Hypoxia is an important environmental pressure playing fundamental role in lung pathology. Pulmonary circulation responds uniquely to hypoxia with proliferation of vascular cells and pulmonary hypertension (PH). The mechanisms underlying the vascular responses and regulation of hypoxia-inducible factor 1α (HIF-1α) remain to be elucidated.

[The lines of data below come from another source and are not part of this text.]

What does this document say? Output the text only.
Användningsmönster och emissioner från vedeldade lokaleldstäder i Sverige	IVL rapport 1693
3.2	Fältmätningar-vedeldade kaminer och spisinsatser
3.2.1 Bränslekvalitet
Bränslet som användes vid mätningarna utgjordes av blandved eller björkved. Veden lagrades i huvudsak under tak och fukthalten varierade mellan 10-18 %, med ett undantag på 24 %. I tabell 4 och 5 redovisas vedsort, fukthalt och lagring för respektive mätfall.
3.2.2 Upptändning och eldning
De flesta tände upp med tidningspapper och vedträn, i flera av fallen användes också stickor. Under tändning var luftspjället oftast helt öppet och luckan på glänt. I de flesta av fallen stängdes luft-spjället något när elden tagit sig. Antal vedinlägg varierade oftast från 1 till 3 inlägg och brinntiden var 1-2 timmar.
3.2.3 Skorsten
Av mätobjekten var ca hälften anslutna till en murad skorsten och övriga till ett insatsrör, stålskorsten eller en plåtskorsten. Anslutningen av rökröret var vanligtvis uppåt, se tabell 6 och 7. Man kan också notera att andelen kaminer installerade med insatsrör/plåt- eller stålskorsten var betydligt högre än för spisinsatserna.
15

We report that Ras association domain family 1A (RASSF1A), functions as a stabilizing factor for HIF-1α by inhibiting its hydroxylation, leading to increased HIF-1α mediated transactivation of target genes (PDK1, LDHA, HK2), and promoting proliferation and glycolytic shift in hypoxia-exposed pulmonary vascular cells. Hypoxia initially induces reactive oxygen species (ROS) and stabilizes RASSF1A by protein kinase C (PKC)-mediated phosphorylation. RASSF1A transcription is later upregulated by HIF-1α, participating in a positive feedback loop. Consistently, RASSF1A knockout mice do not develop PH in response to hypoxia. Notably, we observed high expression levels of RASSF1A; HIF-1α and HIF-1 target genes in the pulmonary vasculature of patients with PH (IPAH or PH associated with COPD) and in rodent models of PH (hypoxia and hypoxia+SU5416). In addition, we observed that siRNA mediated inhibition of RASSF1A expression reverts the hyperproliferative and glycolytic phenotype of ex-vivo cultured human PH-PASMCs.

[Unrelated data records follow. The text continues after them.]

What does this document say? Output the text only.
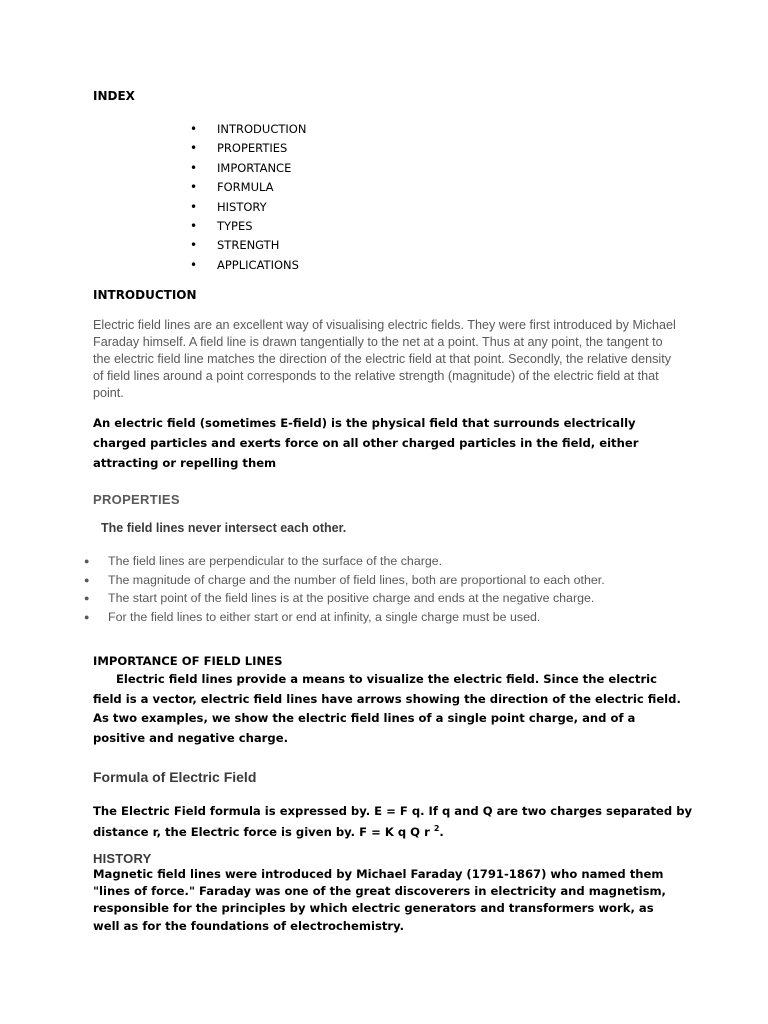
INDEX
• INTRODUCTION
• PROPERTIES
• IMPORTANCE
• FORMULA
• HISTORY
• TYPES
• STRENGTH
• APPLICATIONS
INTRODUCTION
Electric field lines are an excellent way of visualising electric fields. They were first introduced by Michael Faraday himself. A field line is drawn tangentially to the net at a point. Thus at any point, the tangent to the electric field line matches the direction of the electric field at that point. Secondly, the relative density of field lines around a point corresponds to the relative strength (magnitude) of the electric field at that point.
An electric field (sometimes E-field) is the physical field that surrounds electrically charged particles and exerts force on all other charged particles in the field, either attracting or repelling them
PROPERTIES
The field lines never intersect each other.
● The field lines are perpendicular to the surface of the charge.
● The magnitude of charge and the number of field lines, both are proportional to each other.
● The start point of the field lines is at the positive charge and ends at the negative charge.
● For the field lines to either start or end at infinity, a single charge must be used.
IMPORTANCE OF FIELD LINES
Electric field lines provide a means to visualize the electric field. Since the electric field is a vector, electric field lines have arrows showing the direction of the electric field. As two examples, we show the electric field lines of a single point charge, and of a positive and negative charge.
Formula of Electric Field
The Electric Field formula is expressed by. E = F q. If q and Q are two charges separated by distance r, the Electric force is given by. F = K q Q r $^2$.
HISTORY
Magnetic field lines were introduced by Michael Faraday (1791-1867) who named them "lines of force." Faraday was one of the great discoverers in electricity and magnetism, responsible for the principles by which electric generators and transformers work, as well as for the foundations of electrochemistry.
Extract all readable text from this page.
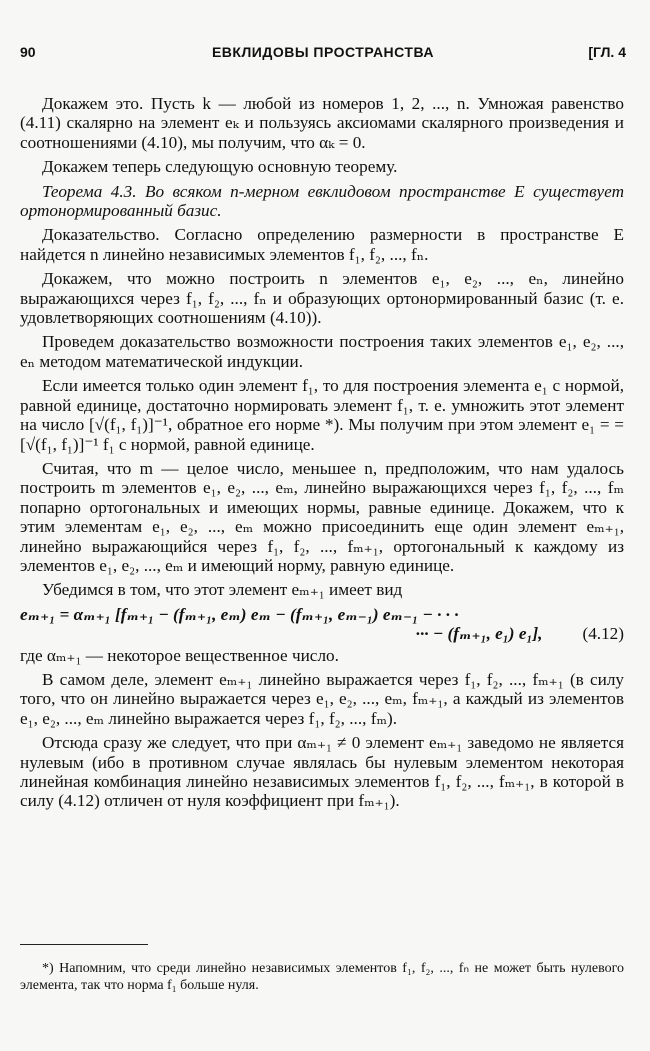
90	ЕВКЛИДОВЫ ПРОСТРАНСТВА	[ГЛ. 4

Докажем это. Пусть k — любой из номеров 1, 2, ..., n. Умножая равенство (4.11) скалярно на элемент eₖ и пользуясь аксиомами скалярного произведения и соотношениями (4.10), мы получим, что αₖ = 0.

Докажем теперь следующую основную теорему.

Теорема 4.3. Во всяком n-мерном евклидовом пространстве E существует ортонормированный базис.

Доказательство. Согласно определению размерности в пространстве E найдется n линейно независимых элементов f₁, f₂, ..., fₙ.

Докажем, что можно построить n элементов e₁, e₂, ..., eₙ, линейно выражающихся через f₁, f₂, ..., fₙ и образующих ортонормированный базис (т. е. удовлетворяющих соотношениям (4.10)).

Проведем доказательство возможности построения таких элементов e₁, e₂, ..., eₙ методом математической индукции.

Если имеется только один элемент f₁, то для построения элемента e₁ с нормой, равной единице, достаточно нормировать элемент f₁, т. е. умножить этот элемент на число [√(f₁, f₁)]⁻¹, обратное его норме *). Мы получим при этом элемент e₁ = = [√(f₁, f₁)]⁻¹ f₁ с нормой, равной единице.

Считая, что m — целое число, меньшее n, предположим, что нам удалось построить m элементов e₁, e₂, ..., eₘ, линейно выражающихся через f₁, f₂, ..., fₘ попарно ортогональных и имеющих нормы, равные единице. Докажем, что к этим элементам e₁, e₂, ..., eₘ можно присоединить еще один элемент eₘ₊₁, линейно выражающийся через f₁, f₂, ..., fₘ₊₁, ортогональный к каждому из элементов e₁, e₂, ..., eₘ и имеющий норму, равную единице.

Убедимся в том, что этот элемент eₘ₊₁ имеет вид

eₘ₊₁ = αₘ₊₁ [fₘ₊₁ − (fₘ₊₁, eₘ) eₘ − (fₘ₊₁, eₘ₋₁) eₘ₋₁ − · · ·
··· − (fₘ₊₁, e₁) e₁], (4.12)

где αₘ₊₁ — некоторое вещественное число.

В самом деле, элемент eₘ₊₁ линейно выражается через f₁, f₂, ..., fₘ₊₁ (в силу того, что он линейно выражается через e₁, e₂, ..., eₘ, fₘ₊₁, а каждый из элементов e₁, e₂, ..., eₘ линейно выражается через f₁, f₂, ..., fₘ).

Отсюда сразу же следует, что при αₘ₊₁ ≠ 0 элемент eₘ₊₁ заведомо не является нулевым (ибо в противном случае являлась бы нулевым элементом некоторая линейная комбинация линейно независимых элементов f₁, f₂, ..., fₘ₊₁, в которой в силу (4.12) отличен от нуля коэффициент при fₘ₊₁).

*) Напомним, что среди линейно независимых элементов f₁, f₂, ..., fₙ не может быть нулевого элемента, так что норма f₁ больше нуля.
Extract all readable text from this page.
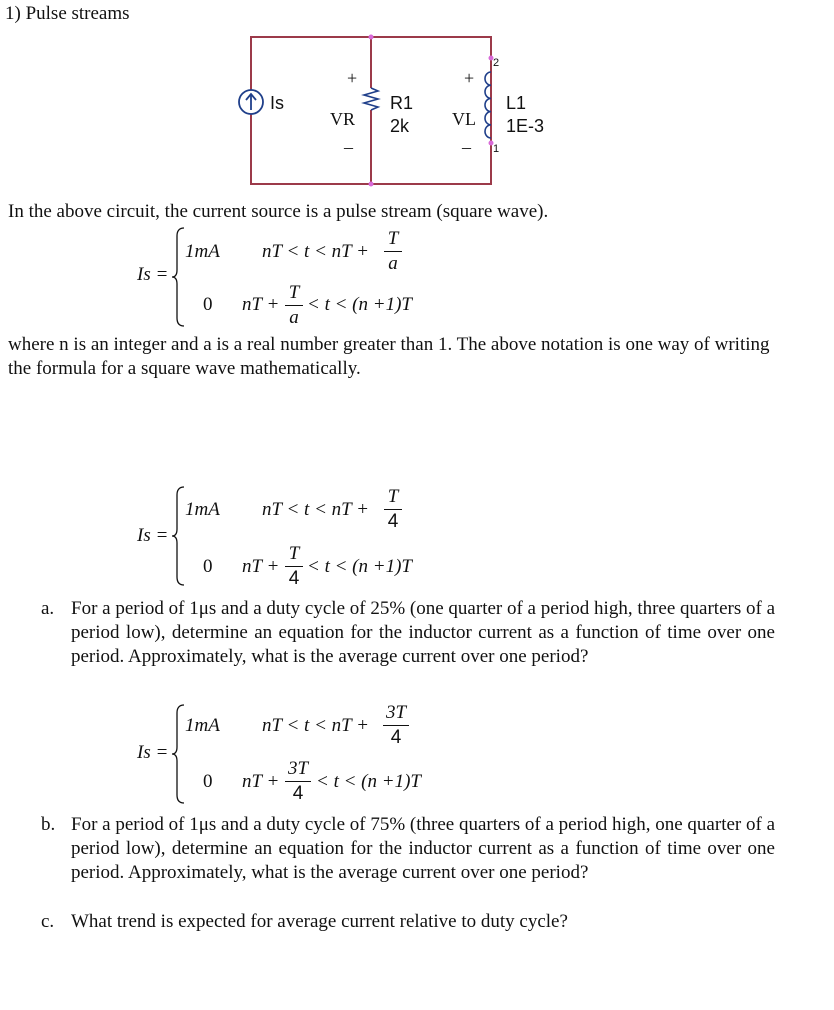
1) Pulse streams
Is
+
VR
–
R1
2k
2
1
+
VL
–
L1
1E-3
In the above circuit, the current source is a pulse stream (square wave).
Is =
1mA nT < t < nT +
T
a
0 nT +
T
a
< t < (n +1)T
where n is an integer and a is a real number greater than 1. The above notation is one way of writing the formula for a square wave mathematically.
Is =
1mA nT < t < nT +
T
4
0 nT +
T
4
< t < (n +1)T
a. For a period of 1μs and a duty cycle of 25% (one quarter of a period high, three quarters of a period low), determine an equation for the inductor current as a function of time over one period. Approximately, what is the average current over one period?
Is =
1mA nT < t < nT +
3T
4
0 nT +
3T
4
< t < (n +1)T
b. For a period of 1μs and a duty cycle of 75% (three quarters of a period high, one quarter of a period low), determine an equation for the inductor current as a function of time over one period. Approximately, what is the average current over one period?
c. What trend is expected for average current relative to duty cycle?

Conclusion and Future Outlook:
We propose that a novel feed-forward regulatory interaction of RASSF1A and HIF-1 drive hypoxia-induced PH via regulation of hypoxia induced proliferation and metabolic shift. Taking a step forward, high throughput metabolic profiling of hypoxia exposed pulmonary artery smooth muscle cells in presence of RASSF1A knockdown displayed significant changes in various metabolites from citric acid cycle and glutamine metabolism. In line, mass spectrometry further revealed prolyl hydroxylase 2 (PHD2), Iso-citrate dehydrogenase (IDH) among others as RASSF1A interacting partners. In depth analysis in this direction, will help to reveal the complete picture of hypoxia driven metabolic changes regulated by RASSF1A.